Saturday, June 2, 2018

hardware - Sever configuration for 100 users





I have an issue related to what server to approximate for the following scenario (a real situation):



I have a server where will be stored some videos that can be accessed through a web application running on this server. There will be about 100 (concurrent) users that will use it (generally through tablet or phones, but PC's will be also included).



Can you give me some thoughts on building the hardware configuration for this server? The OS running on it will be Linux.




Thanks in advance.






EDIT I:



The web server that I use is Apache HTTP, but it's very likely it will act as proxy for a Java server (installed on this machine of course).

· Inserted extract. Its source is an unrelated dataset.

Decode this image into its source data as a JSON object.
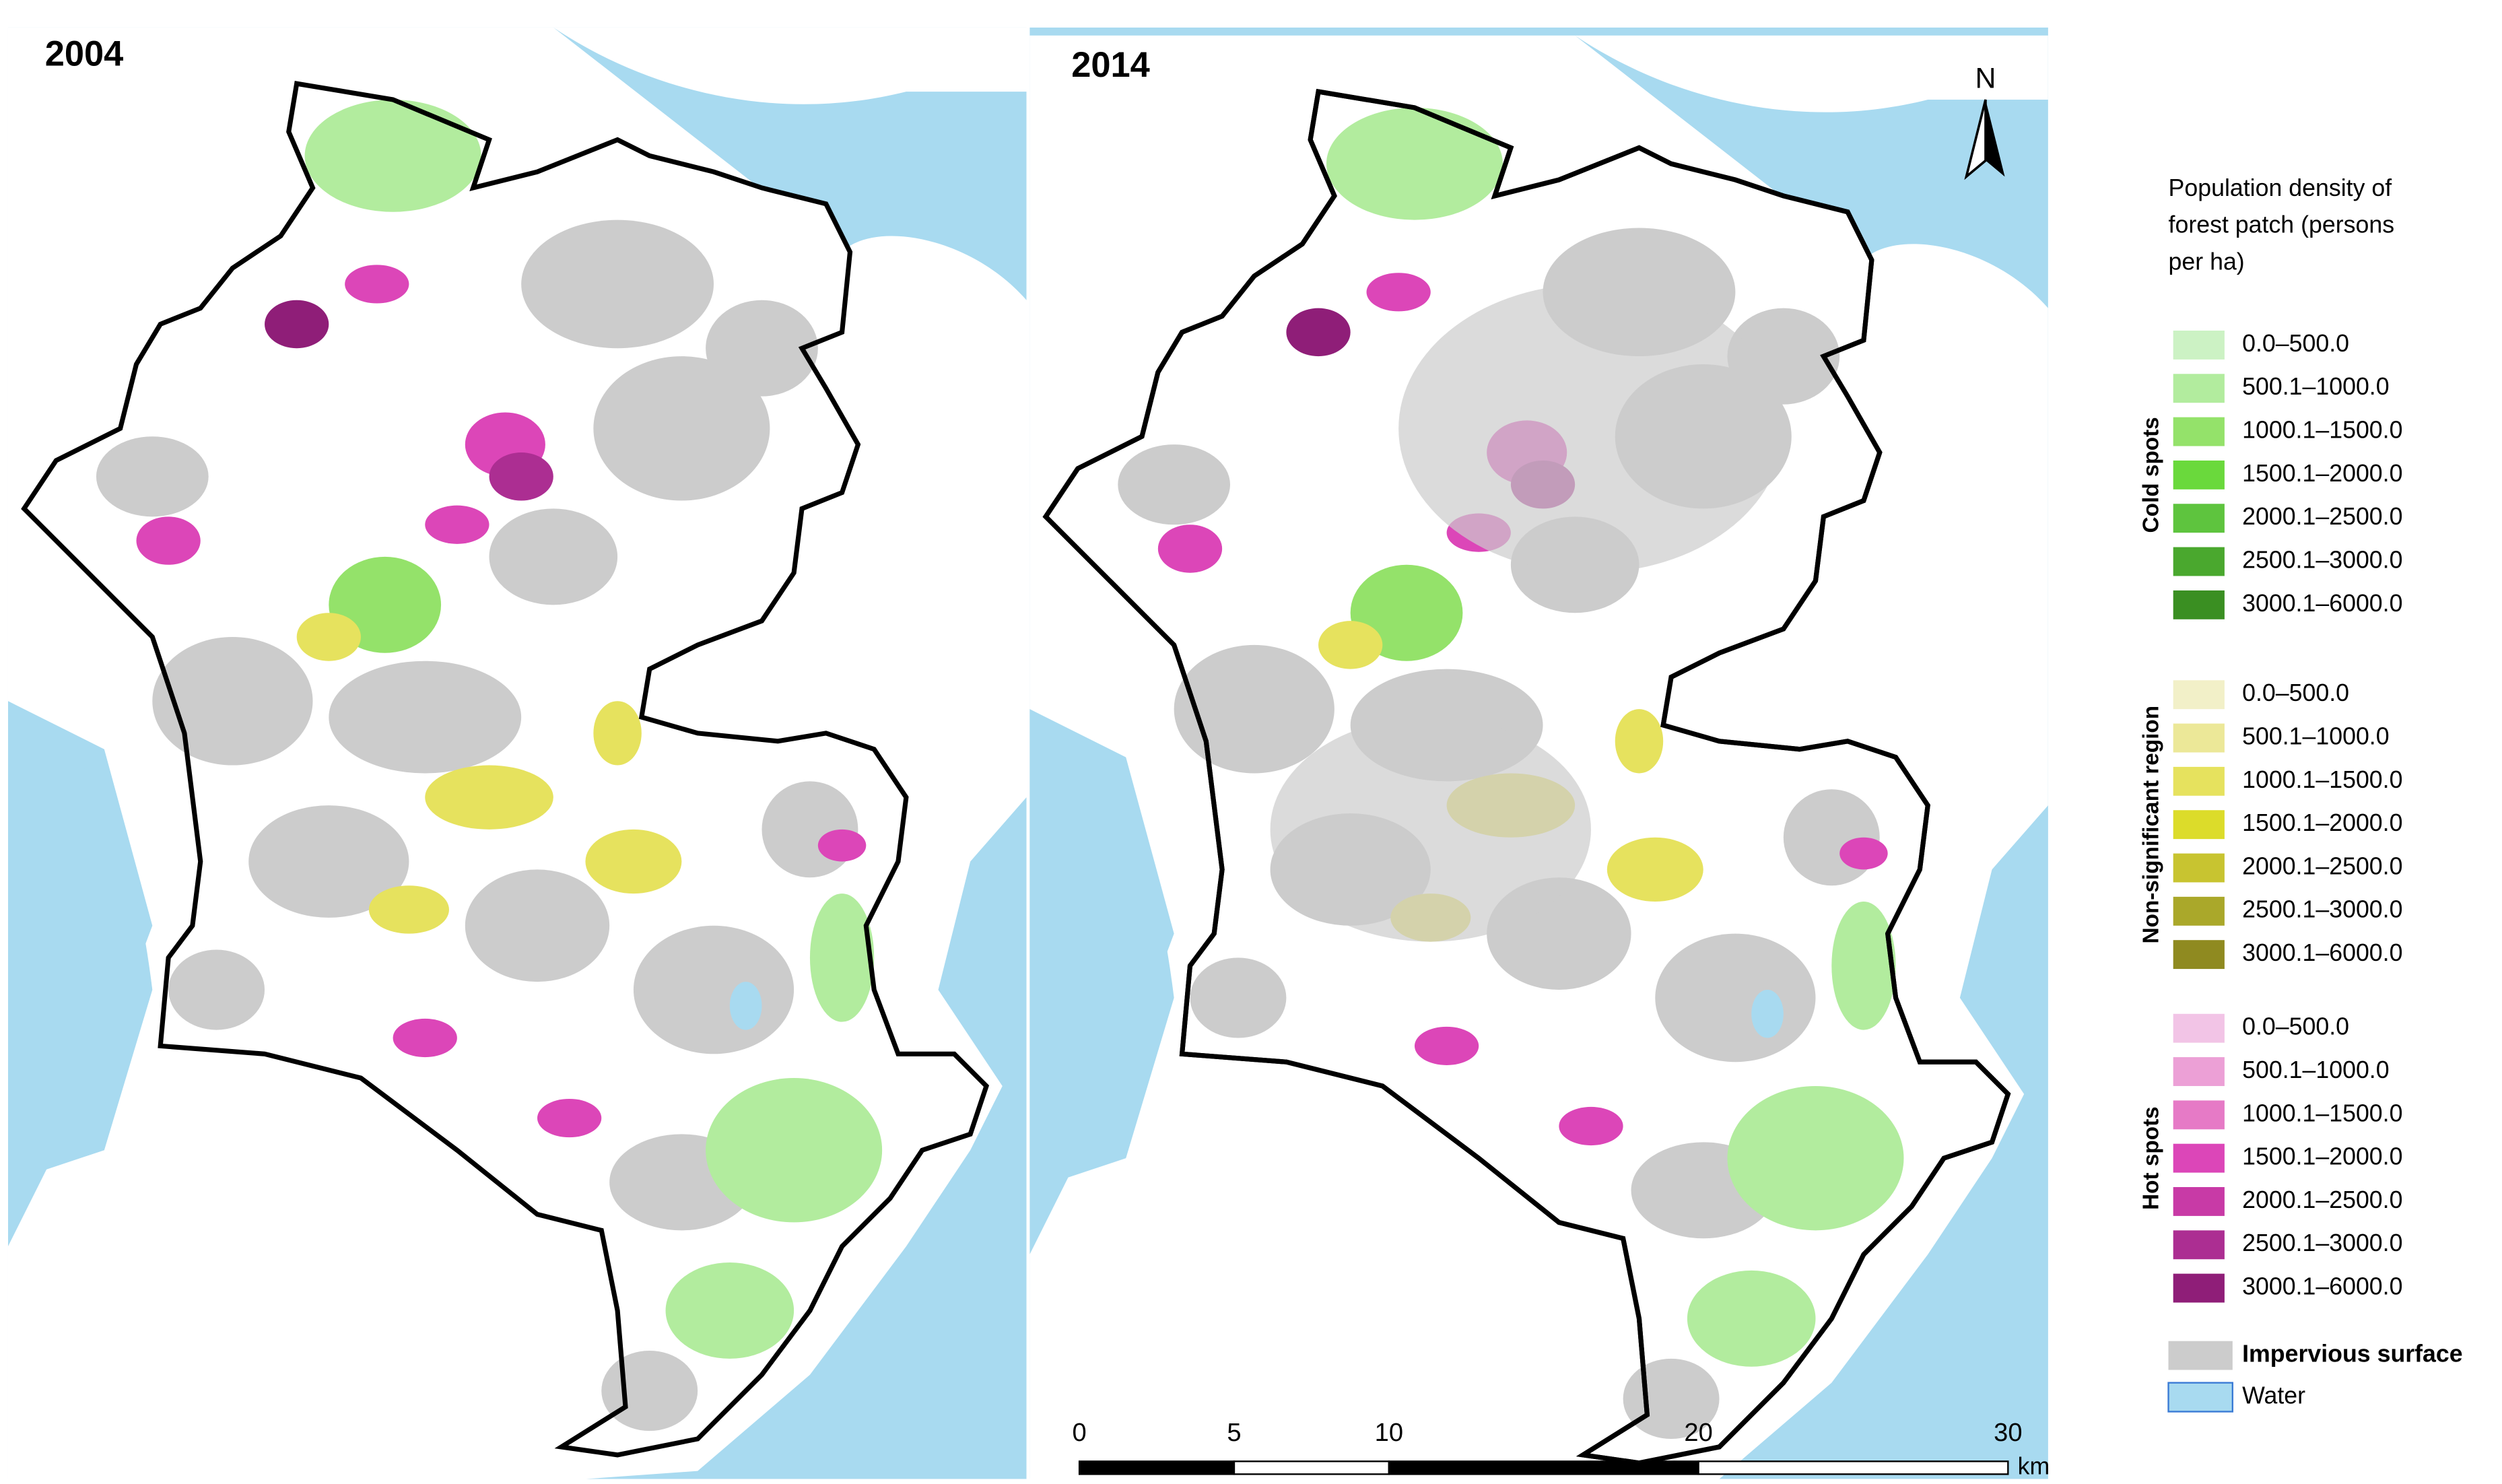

Other applications that will run on this server will be:





  • an application for authentication

  • an application for administration.



This server will run also continually (24/7).


Answer



From your description it sounds like the primary use case for the server will be to stream videos to 100 clients.



Given this, the two most important sub-systems for the server will be:





  1. The network connection

  2. The storage system



To size these for performance, you need to know how much bandwidth you require - this depends on the quality of the video you will be serving. Assuming that the video is 1MB/s, for 100 users both the network and storage systems must be able to deliver 100MB/s (800Mb/s for the network) of data.



If the network bandwidth connection is greater than a single link can handle and you can't afford to increase the link speed (i.e. migrate from 1GbE to 10GbE/40GbE) then you can add more links and either aggregate them at layer 2 or use multiple IP address (one per link) and distribute the connections through the application. Also you must make sure that the data path from the server to the clients can handle the capacity, there's no point in the server being able to deliver 10Gbps if there is a bottleneck elsewhere in the network!




For the storage system, you need to make sure that it can handle both the bandwidth and the number of IOPS (IOs per second) to serve the data. From our calculation above, you will require 100MB/s of streaming reads, but because you have 100 users, the storage system must be able to handle at least 100 IOPS. If you expect the users to navigate the videos you will need much more to maintain the performance. Whilst hard drives can deliver good streaming performance when they don't have contention, I would consider SSDs when the number of concurrent accesses increases.



Beyond these basic performance characterisations, you also need to consider reliability for both the network connections and storage systems. What happens in the case of link failures or hard drive failures? If you want to continue providing service, you must have multiple links and resilient storage configuration (through RAID or data replication at application/file system level).



RAM for the storage system will help you cache the videos and take some load off the storage system, so if you expect many people to view the same video then more RAM will generally help. But if the size of the working set (the data commonly accessed) is greater than the amount of RAM on the system, don't be surprised if you don't see a great improvement.



Because the majority of the system will be delivering data via IO, you probably don't need much CPU power and so any modern multi-core CPU should be sufficient. Although you should take care that if you have multiple CPUs in a NUMA architecture, you don't overload the CPU interconnect.



Once you have the hardware, you should benchmark it to make sure it delivers performance wise. For the storage system I recommend the fio tool, it allows you to specifically test scenarios such as streaming reads with 100 concurrent readers.




Given all I've said above, you should talk with your preferred vendor and see what configuration they recommend. If you make your requirements part of the RFP (especially if you include hard requirements such as the ability to deliver a particular IO profile) then it can make it easier to resolve any failings in performance later.



When designing these systems, try and think about how the data moves through the system, and where the limitations will be.



Finally, make sure you design the system with excess capacity so you can handle both growth and peaks in traffic.